On 19 Nov 2002, Martin DeMello wrote:

====================================

Ara Howard
NOAA Forecast Systems Laboratory
Information and Technology Services
Data Systems Group
R/FST 325 Broadway
Boulder, CO 80305-3328
Email: ahoward@fsl.noaa.gov
Phone: 303-497-7238
Fax: 303-497-7259
====================================

Martin,

I’ve only halfway followed this thread, as
I’m not 100% sure in what sense people are
using the term “generator”… if it’s in a
pure Python sense, well, my knowledge of
Python is very limited.

Mine too - I just had a quick look at python generators, and they seem
to be semantically closer to the call/cc solutions proposed in ruby.
Unless I’ve misunderstood it entirely, it’s essentially an rubyish
internal iterator, but with ‘yield’ suspending the each method until
‘.next’ is called. My generators are closer in spirit to python’s
iterators.

Why don’t you read the post I made
back in August and see if you think
there’s any connection…

The thread is entitled “Super-iterator? (long)”
and starts at http://ruby-talk.org/46337

I was attempting to solve three or four
problems at once (some of which may be
non-problems to other people). One of
these was the lack of “on-demand” iteration
which as I understand it may be the same
as generation.

It’s not really the same thing. This splits into two parts:

  1. Define a set of useful and interesting methods on objects that
    implement .next (and .end?) - this would be a mixin like Enumerable
  2. Define a set of constructors that return nextable objects (which I’m
    calling generators) based on various other objects.

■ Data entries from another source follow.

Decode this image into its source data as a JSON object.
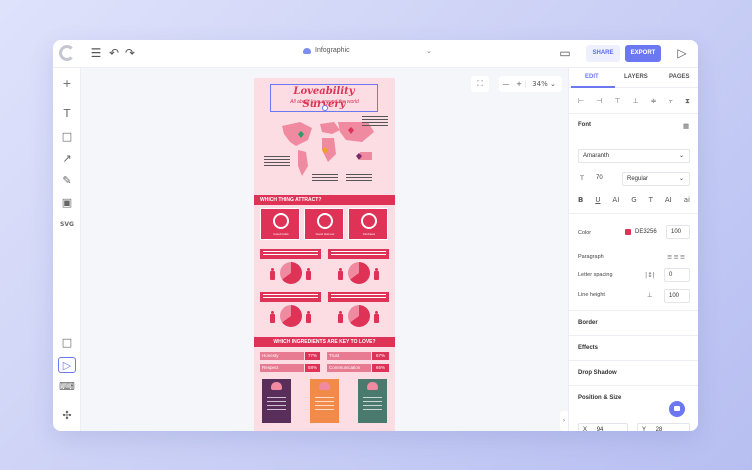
{
  "app": {
    "doc_title": "Infographic",
    "share_label": "SHARE",
    "export_label": "EXPORT",
    "zoom_level": "34%",
    "zoom_minus": "—",
    "zoom_plus": "+"
  },
  "toolbar_icons": [
    "menu-icon",
    "undo-icon",
    "redo-icon",
    "comment-icon",
    "play-icon"
  ],
  "left_tools": [
    {
      "name": "add",
      "glyph": "+"
    },
    {
      "name": "text",
      "glyph": "T"
    },
    {
      "name": "shape",
      "glyph": "□"
    },
    {
      "name": "line",
      "glyph": "↗"
    },
    {
      "name": "draw",
      "glyph": "✎"
    },
    {
      "name": "image",
      "glyph": "▣"
    },
    {
      "name": "svg",
      "glyph": "SVG"
    },
    {
      "name": "frame",
      "glyph": "□"
    },
    {
      "name": "select",
      "glyph": "▷"
    },
    {
      "name": "keyboard",
      "glyph": "⌨"
    },
    {
      "name": "plugins",
      "glyph": "✣"
    }
  ],
  "poster": {
    "title": "Loveability Survery",
    "subtitle": "All about love around the world",
    "section1": "WHICH THING ATTRACT?",
    "cards": [
      {
        "pct": "70%",
        "label": "Good looks"
      },
      {
        "pct": "40%",
        "label": "Good Humour"
      },
      {
        "pct": "85%",
        "label": "Kindness"
      }
    ],
    "questions": [
      "DO YOU THINK STARK COUPLES ARE MADE IN LOVE THAN THEY",
      "DO YOU THINK YOU CAN LOVE SOMEONE MORE THAN YOU LOVE THEM",
      "DO YOU THINK YOUR CURRENT RELATIONSHIP WILL LAST FOREVER?",
      "DO YOU ABOUT TO GIVE YOUR SOMETHING YOU LOVE IT?"
    ],
    "section2": "WHICH INGREDIENTS ARE KEY TO LOVE?",
    "ingredients": [
      {
        "name": "Honesty",
        "value": "77%"
      },
      {
        "name": "Trust",
        "value": "67%"
      },
      {
        "name": "Respect",
        "value": "58%"
      },
      {
        "name": "Communication",
        "value": "65%"
      }
    ],
    "tile_colors": [
      "#5a2e5a",
      "#f28a4a",
      "#4a7a6e"
    ]
  },
  "panel": {
    "tabs": [
      "EDIT",
      "LAYERS",
      "PAGES"
    ],
    "font_label": "Font",
    "font_family": "Amaranth",
    "font_size": "70",
    "font_weight": "Regular",
    "format_buttons": [
      "B",
      "U",
      "AI",
      "G",
      "T",
      "AI",
      "ai"
    ],
    "color_label": "Color",
    "color_hex": "DE3256",
    "color_opacity": "100",
    "paragraph_label": "Paragraph",
    "letter_spacing_label": "Letter spacing",
    "letter_spacing": "0",
    "line_height_label": "Line height",
    "line_height": "100",
    "sections": [
      "Border",
      "Effects",
      "Drop Shadow",
      "Position & Size"
    ],
    "x_label": "X",
    "x_value": "94",
    "y_label": "Y",
    "y_value": "28"
  },
  "colors": {
    "accent": "#6b78f2",
    "poster_red": "#de3256",
    "poster_bg": "#fbdde3"
  }
}
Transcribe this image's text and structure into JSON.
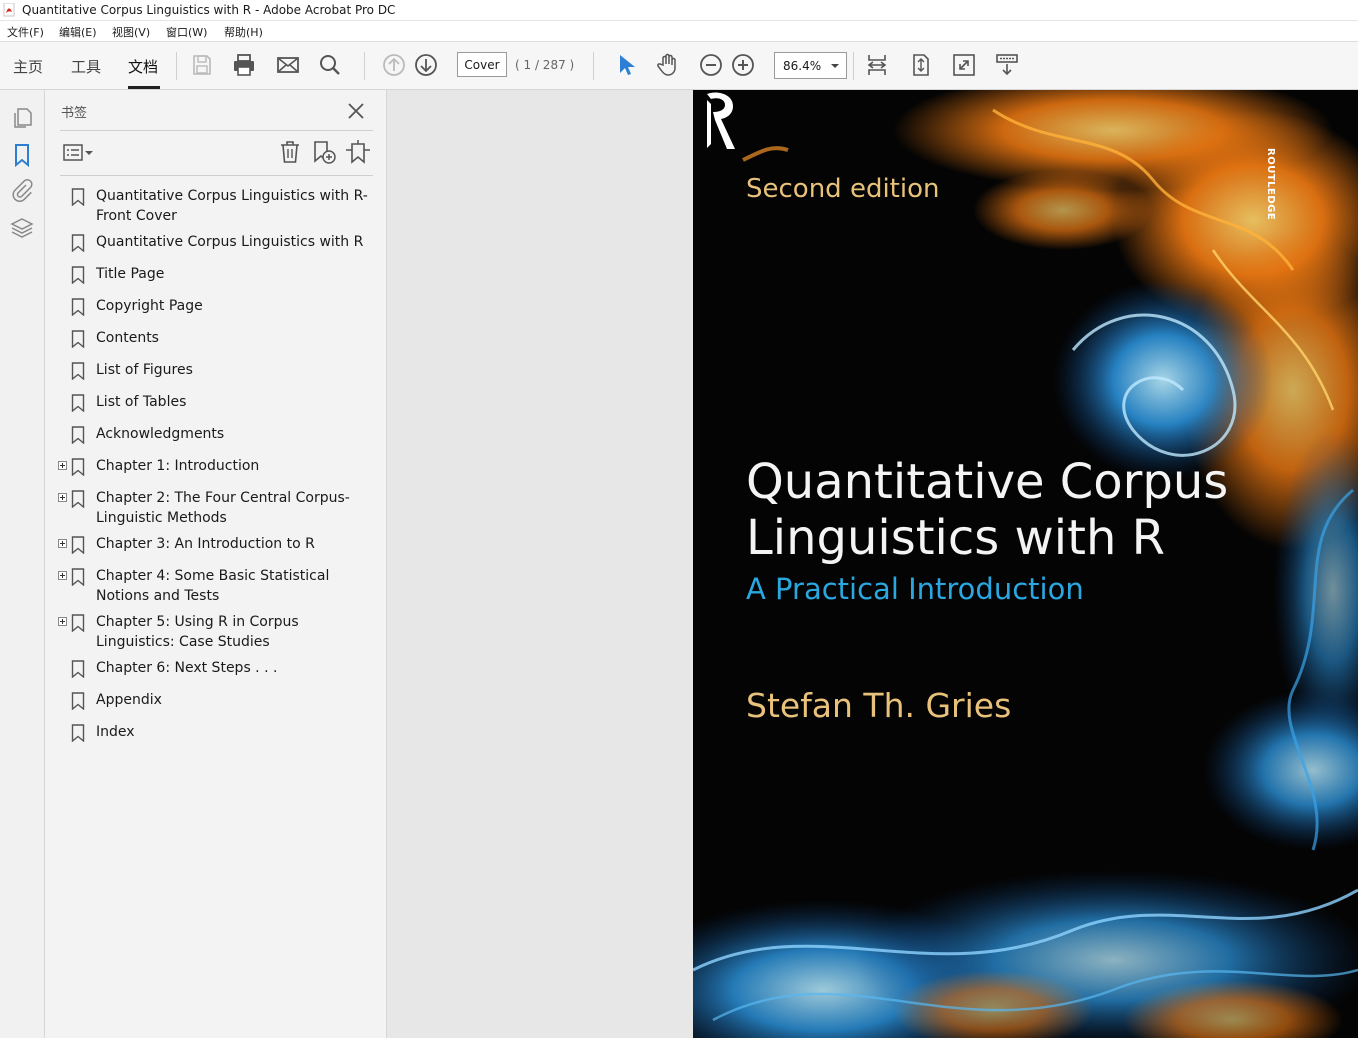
{
  "window": {
    "title": "Quantitative Corpus Linguistics with R - Adobe Acrobat Pro DC"
  },
  "menu": {
    "items": [
      "文件(F)",
      "编辑(E)",
      "视图(V)",
      "窗口(W)",
      "帮助(H)"
    ]
  },
  "toolbar": {
    "tabs": [
      "主页",
      "工具",
      "文档"
    ],
    "active_tab": "文档",
    "page_field": "Cover",
    "page_count": "( 1 / 287 )",
    "zoom": "86.4%",
    "icons": [
      "save-icon",
      "print-icon",
      "email-icon",
      "search-icon",
      "prev-page-icon",
      "next-page-icon",
      "select-cursor-icon",
      "hand-icon",
      "zoom-out-icon",
      "zoom-in-icon",
      "scroll-mode-icon",
      "fit-page-icon",
      "full-screen-icon",
      "read-mode-icon"
    ]
  },
  "left_rail": {
    "icons": [
      "pages-icon",
      "bookmark-icon",
      "attachment-icon",
      "layers-icon"
    ],
    "active": "bookmark-icon"
  },
  "bookmarks": {
    "panel_title": "书签",
    "items": [
      {
        "label": "Quantitative Corpus Linguistics with R- Front Cover",
        "expandable": false
      },
      {
        "label": "Quantitative Corpus Linguistics with R",
        "expandable": false
      },
      {
        "label": "Title Page",
        "expandable": false
      },
      {
        "label": "Copyright Page",
        "expandable": false
      },
      {
        "label": "Contents",
        "expandable": false
      },
      {
        "label": "List of Figures",
        "expandable": false
      },
      {
        "label": "List of Tables",
        "expandable": false
      },
      {
        "label": "Acknowledgments",
        "expandable": false
      },
      {
        "label": "Chapter 1: Introduction",
        "expandable": true
      },
      {
        "label": "Chapter 2: The Four Central Corpus-Linguistic Methods",
        "expandable": true
      },
      {
        "label": "Chapter 3: An Introduction to R",
        "expandable": true
      },
      {
        "label": "Chapter 4: Some Basic Statistical Notions and Tests",
        "expandable": true
      },
      {
        "label": "Chapter 5: Using R in Corpus Linguistics: Case Studies",
        "expandable": true
      },
      {
        "label": "Chapter 6: Next Steps . . .",
        "expandable": false
      },
      {
        "label": "Appendix",
        "expandable": false
      },
      {
        "label": "Index",
        "expandable": false
      }
    ]
  },
  "cover": {
    "edition": "Second edition",
    "title_line1": "Quantitative Corpus",
    "title_line2": "Linguistics with R",
    "subtitle": "A Practical Introduction",
    "author": "Stefan Th. Gries",
    "publisher": "ROUTLEDGE"
  },
  "colors": {
    "accent_blue": "#2d7fd4",
    "cover_gold": "#e8c27a",
    "cover_subtitle_blue": "#2aa6e0",
    "cover_background": "#040404"
  }
}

Nextable objects aren’t realy a subset or superset of Enumerables, so
while a generator can serve as an iterator over some objects, it’s not a
universal solution to the external iterator problem. OTOH it allows for
other interesting cases, like recurrence relations and (somewhat
primitive) unidirectional streams.

The other neat thing is that each can be built atop next, so you get
Enumerable practically for free. Looking at some of your super-iterator
motivations:

  1. Sometimes I want to know whether I’m in the first (or last)
    iteration of an iterator block.

Since the generator is an object, you can add first? and last? methods
to it.

  1. Sometimes I want to do things “alternately” (i.e., for every
    other iteration).

def evens
while !end?
yield next(2)[0]
end
end

  1. I’m a tiny bit displeased by the difference between each and
    each_with_index. I’d like them to be done by one thing.

Not sure what you mean here. What would the one thing do?

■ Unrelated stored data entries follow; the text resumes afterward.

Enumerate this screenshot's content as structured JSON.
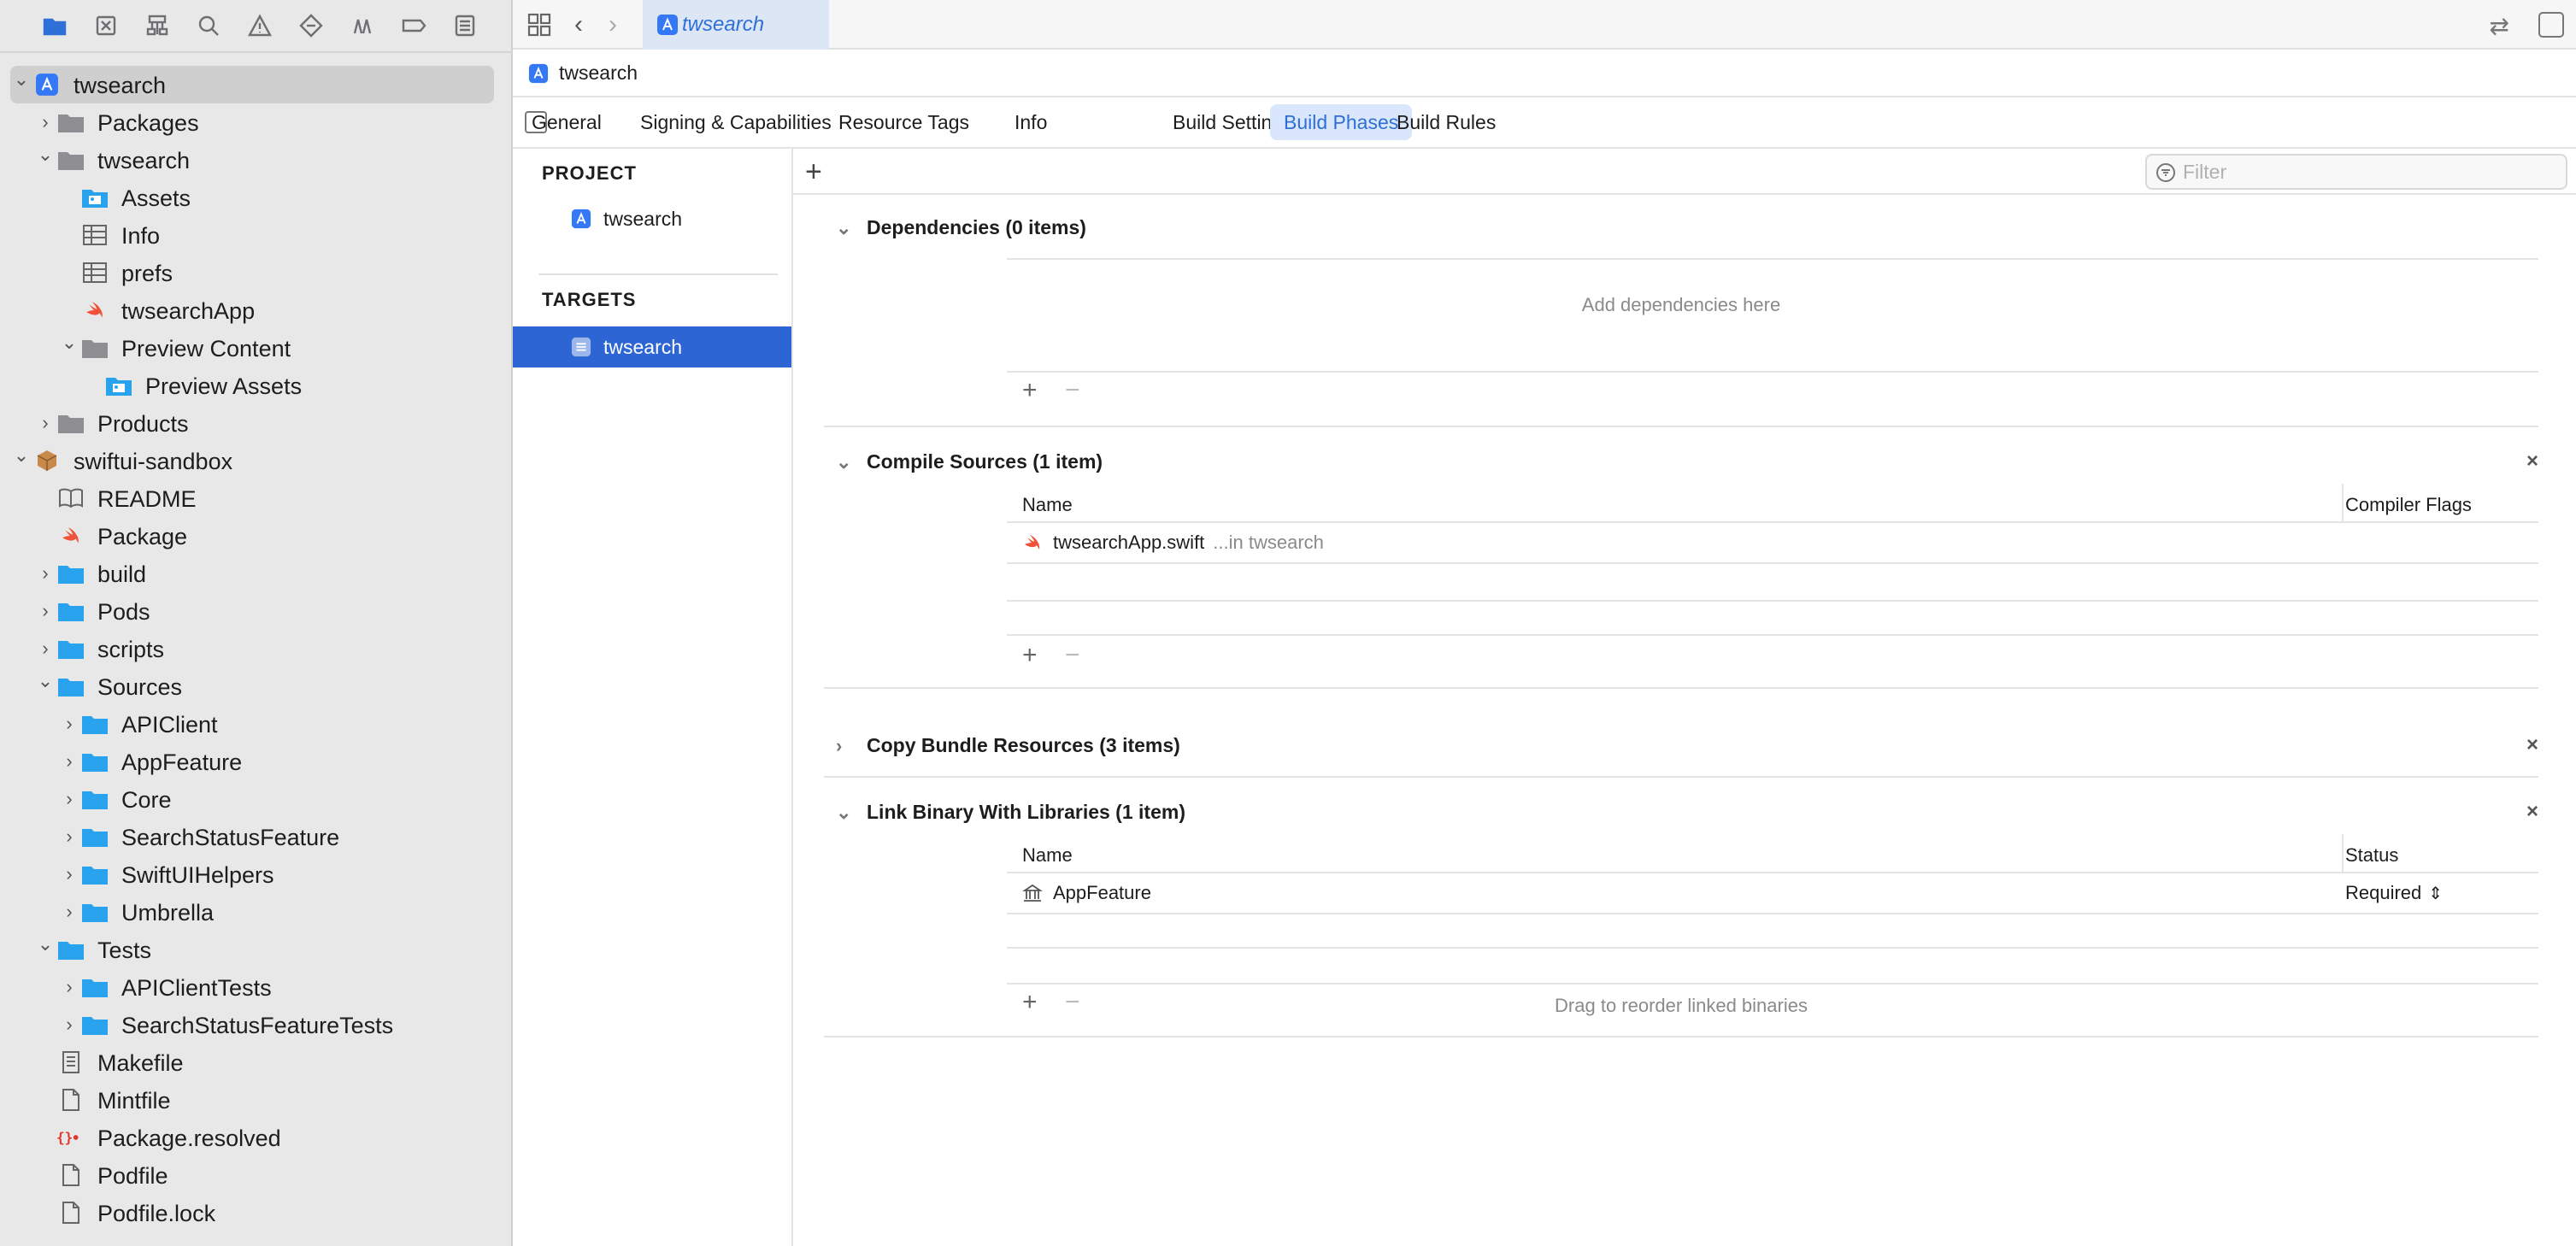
{
  "navigator": {
    "toolbar_icons": [
      "folder-icon",
      "source-control-icon",
      "hierarchy-icon",
      "search-icon",
      "issue-warning-icon",
      "test-diamond-icon",
      "debug-icon",
      "breakpoint-icon",
      "report-icon"
    ],
    "tree": [
      {
        "label": "twsearch",
        "indent": 0,
        "chev": "down",
        "icon": "app-project",
        "selected": true
      },
      {
        "label": "Packages",
        "indent": 1,
        "chev": "right",
        "icon": "gray-folder"
      },
      {
        "label": "twsearch",
        "indent": 1,
        "chev": "down",
        "icon": "gray-folder"
      },
      {
        "label": "Assets",
        "indent": 2,
        "chev": "",
        "icon": "assets"
      },
      {
        "label": "Info",
        "indent": 2,
        "chev": "",
        "icon": "table"
      },
      {
        "label": "prefs",
        "indent": 2,
        "chev": "",
        "icon": "table"
      },
      {
        "label": "twsearchApp",
        "indent": 2,
        "chev": "",
        "icon": "swift"
      },
      {
        "label": "Preview Content",
        "indent": 2,
        "chev": "down",
        "icon": "gray-folder"
      },
      {
        "label": "Preview Assets",
        "indent": 3,
        "chev": "",
        "icon": "assets"
      },
      {
        "label": "Products",
        "indent": 1,
        "chev": "right",
        "icon": "gray-folder"
      },
      {
        "label": "swiftui-sandbox",
        "indent": 0,
        "chev": "down",
        "icon": "package"
      },
      {
        "label": "README",
        "indent": 1,
        "chev": "",
        "icon": "book"
      },
      {
        "label": "Package",
        "indent": 1,
        "chev": "",
        "icon": "swift"
      },
      {
        "label": "build",
        "indent": 1,
        "chev": "right",
        "icon": "blue-folder"
      },
      {
        "label": "Pods",
        "indent": 1,
        "chev": "right",
        "icon": "blue-folder"
      },
      {
        "label": "scripts",
        "indent": 1,
        "chev": "right",
        "icon": "blue-folder"
      },
      {
        "label": "Sources",
        "indent": 1,
        "chev": "down",
        "icon": "blue-folder"
      },
      {
        "label": "APIClient",
        "indent": 2,
        "chev": "right",
        "icon": "blue-folder"
      },
      {
        "label": "AppFeature",
        "indent": 2,
        "chev": "right",
        "icon": "blue-folder"
      },
      {
        "label": "Core",
        "indent": 2,
        "chev": "right",
        "icon": "blue-folder"
      },
      {
        "label": "SearchStatusFeature",
        "indent": 2,
        "chev": "right",
        "icon": "blue-folder"
      },
      {
        "label": "SwiftUIHelpers",
        "indent": 2,
        "chev": "right",
        "icon": "blue-folder"
      },
      {
        "label": "Umbrella",
        "indent": 2,
        "chev": "right",
        "icon": "blue-folder"
      },
      {
        "label": "Tests",
        "indent": 1,
        "chev": "down",
        "icon": "blue-folder"
      },
      {
        "label": "APIClientTests",
        "indent": 2,
        "chev": "right",
        "icon": "blue-folder"
      },
      {
        "label": "SearchStatusFeatureTests",
        "indent": 2,
        "chev": "right",
        "icon": "blue-folder"
      },
      {
        "label": "Makefile",
        "indent": 1,
        "chev": "",
        "icon": "doc-lines"
      },
      {
        "label": "Mintfile",
        "indent": 1,
        "chev": "",
        "icon": "doc"
      },
      {
        "label": "Package.resolved",
        "indent": 1,
        "chev": "",
        "icon": "json"
      },
      {
        "label": "Podfile",
        "indent": 1,
        "chev": "",
        "icon": "doc"
      },
      {
        "label": "Podfile.lock",
        "indent": 1,
        "chev": "",
        "icon": "doc"
      }
    ]
  },
  "tabbar": {
    "doc_tab": "twsearch"
  },
  "jumpbar": {
    "label": "twsearch"
  },
  "editor_tabs": [
    "General",
    "Signing & Capabilities",
    "Resource Tags",
    "Info",
    "Build Settings",
    "Build Phases",
    "Build Rules"
  ],
  "active_editor_tab": "Build Phases",
  "targets_panel": {
    "project_header": "PROJECT",
    "project_item": "twsearch",
    "targets_header": "TARGETS",
    "target_item": "twsearch"
  },
  "phases": {
    "filter_placeholder": "Filter",
    "dependencies": {
      "title": "Dependencies (0 items)",
      "empty": "Add dependencies here"
    },
    "compile": {
      "title": "Compile Sources (1 item)",
      "col_name": "Name",
      "col_flags": "Compiler Flags",
      "file": "twsearchApp.swift",
      "location": "...in twsearch"
    },
    "copy": {
      "title": "Copy Bundle Resources (3 items)"
    },
    "link": {
      "title": "Link Binary With Libraries (1 item)",
      "col_name": "Name",
      "col_status": "Status",
      "lib": "AppFeature",
      "status": "Required",
      "hint": "Drag to reorder linked binaries"
    }
  },
  "colors": {
    "accent": "#2f6fd8",
    "selection": "#2e65d4",
    "swift": "#f05138",
    "json": "#e0392b"
  }
}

  1. Sometimes I want to change an item in an array, for instance.
    each won’t allow this; I have to use each_with_index and manually
    index into the array.

Hm - I suppose an accessor would be useful, in cases where it was
applicable. I’ll have to think about that.

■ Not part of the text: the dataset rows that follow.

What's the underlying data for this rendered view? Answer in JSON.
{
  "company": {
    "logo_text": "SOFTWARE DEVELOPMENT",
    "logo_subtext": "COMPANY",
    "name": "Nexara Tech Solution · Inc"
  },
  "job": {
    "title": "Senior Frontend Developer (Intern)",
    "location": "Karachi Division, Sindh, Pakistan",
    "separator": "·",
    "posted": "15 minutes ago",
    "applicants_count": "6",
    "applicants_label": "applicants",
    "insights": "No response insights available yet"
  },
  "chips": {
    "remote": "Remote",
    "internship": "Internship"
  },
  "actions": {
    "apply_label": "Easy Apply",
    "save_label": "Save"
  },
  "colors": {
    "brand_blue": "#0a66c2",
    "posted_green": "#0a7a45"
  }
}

  1. Sometimes an ordinary iterator seems inadequate; I want something
    that can grab the next entry on demand, without waiting for the
    loop to run around again.

Which is what .next is all about - it just won’t be applicable in the
general case. Of course, you could always pass in obj.to_a, though that would
create an intermediate array.

martin

···

Hal E. Fulton hal9000@hypermetrics.com wrote:

Right you are. Something like

class Range
def generator
RangeGenerator.new(self)
end
end

for each class, or is there a better way to do it? One problem though is
that this doesn’t let us create generators for arbitrary classes
(frinstance, anything that supports self[int] could yield a generator),
but I could keep SimpleGenerator.new around as well.

martin

···

Nat Pryce nat.pryce@b13media.com wrote:

If the behaviour of SimpleGenerator.new(a) depends on the type of a –
e.g. is polymorphic with respect to a – then it should really be a
method defined by a.

E.g. your example would be reformulated as:

g = a.generator
i = g.next